To better protect those animals, the first step is to know where they are and when, so that we can mitigate the risks they face—whether that’s putting the right marine protected areas in place or giving warnings to vessels. Since most whales and dolphins spend very little time at the surface of the water, visually finding and counting them is very difficult. This is why NOAA’s Pacific Islands Fisheries Science Center, responsible for monitoring populations of whales and other marine mammals in U.S. Pacific waters, relies instead on listening using underwater audio recorders.
NOAA has been using High-frequency Acoustic Recording Packages (HARPs) to record underwater audio at 12 different sites in the Pacific Ocean, some starting as early as 2005. They have accumulated over 170,000 hours of underwater audio recordings. It would take over 19 years for someone to listen to all of it, working 24 hours a day!
To help tackle this problem, we teamed up with NOAA to train a deep neural network that automatically identifies which whale species are calling in these very long underwater recordings, starting with humpback whales. The effort fits into our AI for Social Good program, applying the latest in machine learning to the world’s biggest social, humanitarian and environmental challenges.
The problem of picking out humpback whale songs underwater is particularly difficult to solve for several reasons. Underwater noise conditions can vary: for example, the presence of rain or boat noises can confuse a machine learning model. The distance between a recorder and the whales can cause the calls to be very faint. Finally, humpback whale calls are particularly difficult to classify because they are not stereotyped like blue or fin whale calls—instead, humpbacks produce complex songs and a variety of vocalizations that change over time.
We decided to leverage Google’s existing work on large-scale sound classification and train a humpback whale classifier on NOAA’s partially annotated underwater data set. We started by turning the underwater audio data into a visual representation of the sound called a spectrogram, and then showed our algorithm many example spectrograms that were labeled with the correct species name. The more examples we can show it, the better our algorithm gets at automatically identifying those sounds. For a deeper dive (ahem) into the techniques we used, check out our Google AI blog post.
Now that we can find and identify humpback whales in recordings, it allows us to understand where they are and where they are going—as shown by the animation below.
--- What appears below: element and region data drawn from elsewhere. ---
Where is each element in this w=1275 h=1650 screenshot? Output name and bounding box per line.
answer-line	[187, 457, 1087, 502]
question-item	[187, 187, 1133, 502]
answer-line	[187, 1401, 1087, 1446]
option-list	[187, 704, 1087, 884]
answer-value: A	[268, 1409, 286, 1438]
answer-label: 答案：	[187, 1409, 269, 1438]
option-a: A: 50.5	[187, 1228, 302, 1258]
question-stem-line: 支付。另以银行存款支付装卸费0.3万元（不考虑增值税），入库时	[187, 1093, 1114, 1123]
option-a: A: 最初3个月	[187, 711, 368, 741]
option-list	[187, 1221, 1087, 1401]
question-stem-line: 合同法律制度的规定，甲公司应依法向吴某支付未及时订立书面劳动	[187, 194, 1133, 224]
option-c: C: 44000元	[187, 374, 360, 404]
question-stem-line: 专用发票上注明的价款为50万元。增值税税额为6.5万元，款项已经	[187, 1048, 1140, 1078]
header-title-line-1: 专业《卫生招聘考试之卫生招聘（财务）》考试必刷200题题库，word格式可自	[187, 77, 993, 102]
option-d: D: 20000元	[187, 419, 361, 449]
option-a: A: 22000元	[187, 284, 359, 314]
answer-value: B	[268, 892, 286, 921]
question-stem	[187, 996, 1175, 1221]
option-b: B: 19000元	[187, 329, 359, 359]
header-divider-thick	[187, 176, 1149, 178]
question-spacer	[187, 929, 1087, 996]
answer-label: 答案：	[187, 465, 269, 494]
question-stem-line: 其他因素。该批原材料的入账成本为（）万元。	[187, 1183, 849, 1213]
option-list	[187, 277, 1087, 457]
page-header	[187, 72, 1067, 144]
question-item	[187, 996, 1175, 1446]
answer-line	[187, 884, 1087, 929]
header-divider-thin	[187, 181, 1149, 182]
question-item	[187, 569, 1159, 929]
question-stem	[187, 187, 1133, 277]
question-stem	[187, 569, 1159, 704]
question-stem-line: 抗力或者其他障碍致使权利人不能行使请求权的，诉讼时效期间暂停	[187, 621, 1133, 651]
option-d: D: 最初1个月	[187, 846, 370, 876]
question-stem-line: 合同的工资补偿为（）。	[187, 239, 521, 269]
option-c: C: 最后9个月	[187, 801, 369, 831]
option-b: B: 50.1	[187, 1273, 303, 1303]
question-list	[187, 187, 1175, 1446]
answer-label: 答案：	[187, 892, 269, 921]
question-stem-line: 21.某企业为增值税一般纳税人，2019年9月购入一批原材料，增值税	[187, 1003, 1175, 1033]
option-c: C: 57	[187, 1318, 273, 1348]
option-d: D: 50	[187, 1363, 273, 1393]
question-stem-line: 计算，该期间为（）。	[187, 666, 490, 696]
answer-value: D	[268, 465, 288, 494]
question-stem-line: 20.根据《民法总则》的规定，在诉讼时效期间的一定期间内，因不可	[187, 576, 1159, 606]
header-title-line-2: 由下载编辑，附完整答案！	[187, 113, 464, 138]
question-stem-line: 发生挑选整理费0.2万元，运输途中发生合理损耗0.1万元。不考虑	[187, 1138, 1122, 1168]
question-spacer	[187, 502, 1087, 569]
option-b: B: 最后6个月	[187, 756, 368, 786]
In the future, we plan to use our classifier to help NOAA better understand humpback whales by identifying changes in breeding location or migration paths, changes in relative abundance (which can be related to human activity), changes in song over the years and differences in song between populations. This could also help directly protect whales by advising vessels to modify their routes when a lot of whales are present in a certain area. Such work is already being done for right whales, which are easier to monitor because of their relatively simple sounds.
The ocean is big and humpback whales are not the only ones to make noise, so we also started training our classifier on more species sounds (like the southern resident killer whale, which is critically endangered). We can’t see the species that live underwater, but we can hear a lot of them. With the help of machine learning, we hope that one day we can detect and classify a lot of these species sounds, giving biologists around the world the information needed to better understand and protect them.